Proposed MAC Sniffing Dongle Intended To Help Recover Stolen Electronics
An anonymous reader writes to say that an Iowa City police officer is developing a new concept to help police find more stolen property. The Gazette has a short report that officer David Schwindt, inspired by a forensics class, is working on L8NT, a specialized wireless dongle to help police officers locate stolen electronics (any of them with wireless capabilities and a MAC address, at least) by scanning for MAC addresses associated with stolen goods. The idea is to have police scan as they drive for these MAC entries, and match them against a database. The article notes a few shortcomings in this concept, but does not point out an even bigger one: MAC addresses are usually mutable, anyhow, in a way that's not as obvious as an obscured serial number, and thieves could refine their business model by automating the change.

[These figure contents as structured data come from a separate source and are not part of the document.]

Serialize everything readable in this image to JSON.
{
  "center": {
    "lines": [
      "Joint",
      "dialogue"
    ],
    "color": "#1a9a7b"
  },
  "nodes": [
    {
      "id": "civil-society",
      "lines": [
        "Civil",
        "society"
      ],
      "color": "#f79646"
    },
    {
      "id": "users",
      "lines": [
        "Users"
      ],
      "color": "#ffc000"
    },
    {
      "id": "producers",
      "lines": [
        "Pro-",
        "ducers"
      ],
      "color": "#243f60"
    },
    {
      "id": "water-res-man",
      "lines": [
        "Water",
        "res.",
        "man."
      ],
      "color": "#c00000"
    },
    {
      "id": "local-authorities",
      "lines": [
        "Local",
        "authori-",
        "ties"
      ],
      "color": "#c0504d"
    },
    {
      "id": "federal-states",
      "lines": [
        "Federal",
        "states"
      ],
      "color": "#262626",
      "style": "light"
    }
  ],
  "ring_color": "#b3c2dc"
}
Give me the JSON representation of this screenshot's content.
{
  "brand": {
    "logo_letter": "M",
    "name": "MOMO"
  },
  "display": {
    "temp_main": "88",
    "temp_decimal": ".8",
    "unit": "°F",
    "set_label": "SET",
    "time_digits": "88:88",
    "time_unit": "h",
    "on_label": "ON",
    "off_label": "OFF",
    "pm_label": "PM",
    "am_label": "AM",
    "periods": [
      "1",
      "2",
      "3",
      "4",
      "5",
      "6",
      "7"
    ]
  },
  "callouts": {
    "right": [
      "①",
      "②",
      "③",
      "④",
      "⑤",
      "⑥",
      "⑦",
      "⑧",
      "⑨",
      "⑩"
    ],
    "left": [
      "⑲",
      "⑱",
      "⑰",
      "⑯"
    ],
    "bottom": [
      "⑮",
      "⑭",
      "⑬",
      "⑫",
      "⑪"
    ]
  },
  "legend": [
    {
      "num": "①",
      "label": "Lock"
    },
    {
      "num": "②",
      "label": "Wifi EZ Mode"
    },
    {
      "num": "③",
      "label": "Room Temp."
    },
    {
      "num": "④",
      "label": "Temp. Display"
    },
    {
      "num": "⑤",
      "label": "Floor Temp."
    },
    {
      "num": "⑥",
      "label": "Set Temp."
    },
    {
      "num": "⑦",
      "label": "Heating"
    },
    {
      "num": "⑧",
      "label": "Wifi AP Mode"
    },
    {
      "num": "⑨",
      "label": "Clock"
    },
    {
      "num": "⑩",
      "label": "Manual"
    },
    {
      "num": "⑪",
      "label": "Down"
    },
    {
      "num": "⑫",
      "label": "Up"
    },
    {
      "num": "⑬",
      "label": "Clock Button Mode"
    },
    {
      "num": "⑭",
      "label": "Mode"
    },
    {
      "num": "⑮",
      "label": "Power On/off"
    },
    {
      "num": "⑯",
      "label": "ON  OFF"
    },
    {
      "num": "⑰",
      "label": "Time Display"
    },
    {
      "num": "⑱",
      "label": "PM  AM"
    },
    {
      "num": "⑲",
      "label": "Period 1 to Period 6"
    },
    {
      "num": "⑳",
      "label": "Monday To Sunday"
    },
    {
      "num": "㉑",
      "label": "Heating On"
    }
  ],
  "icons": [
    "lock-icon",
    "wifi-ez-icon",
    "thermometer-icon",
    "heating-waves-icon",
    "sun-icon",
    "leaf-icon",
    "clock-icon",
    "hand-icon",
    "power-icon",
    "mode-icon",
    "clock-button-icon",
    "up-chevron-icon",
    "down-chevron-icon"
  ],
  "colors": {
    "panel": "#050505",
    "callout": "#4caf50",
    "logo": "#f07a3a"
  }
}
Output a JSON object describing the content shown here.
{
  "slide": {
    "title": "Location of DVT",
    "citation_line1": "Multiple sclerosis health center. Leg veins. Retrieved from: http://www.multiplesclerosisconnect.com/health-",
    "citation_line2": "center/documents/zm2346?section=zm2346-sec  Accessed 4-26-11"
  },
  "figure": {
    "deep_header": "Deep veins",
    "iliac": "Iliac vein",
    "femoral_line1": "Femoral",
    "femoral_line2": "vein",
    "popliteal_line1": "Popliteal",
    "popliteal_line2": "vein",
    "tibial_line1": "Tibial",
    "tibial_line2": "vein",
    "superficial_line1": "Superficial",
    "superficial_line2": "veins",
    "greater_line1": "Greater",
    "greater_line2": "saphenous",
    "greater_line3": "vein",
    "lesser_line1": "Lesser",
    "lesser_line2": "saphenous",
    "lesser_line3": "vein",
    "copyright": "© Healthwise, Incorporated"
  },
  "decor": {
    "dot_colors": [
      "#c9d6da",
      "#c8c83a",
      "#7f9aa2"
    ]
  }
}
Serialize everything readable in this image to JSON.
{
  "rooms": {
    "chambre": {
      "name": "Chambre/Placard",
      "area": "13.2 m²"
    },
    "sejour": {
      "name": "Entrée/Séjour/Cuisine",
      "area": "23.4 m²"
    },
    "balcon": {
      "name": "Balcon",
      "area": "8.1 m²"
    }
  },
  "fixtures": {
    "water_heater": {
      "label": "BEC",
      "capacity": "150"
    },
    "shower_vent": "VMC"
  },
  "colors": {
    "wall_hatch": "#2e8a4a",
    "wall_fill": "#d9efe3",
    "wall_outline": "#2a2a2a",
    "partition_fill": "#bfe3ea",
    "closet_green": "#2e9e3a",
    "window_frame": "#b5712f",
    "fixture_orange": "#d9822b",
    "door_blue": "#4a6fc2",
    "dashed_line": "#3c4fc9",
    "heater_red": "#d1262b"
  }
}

Of course you can change a MAC address. However, your average 90 IQ bag snatcher can't do that. As with much policing, this is aimed at the low hanging criminal fruit - which is OK, because I imagine petty crime is the majority of crime.
If some master hacker wants to steal your laptop and hide it, they could - however they could just buy their own seeing as how anyone with the skills likely can just get a decent job that is more rewarding that pinching electronics.
I've used find-my-phone type things a few times... the police don't care even if you can literally give them the thief's address. Every time it has been up to me and/or friends to enforce property rights, not the police.
Liberty - Security - Laziness - Pick any two.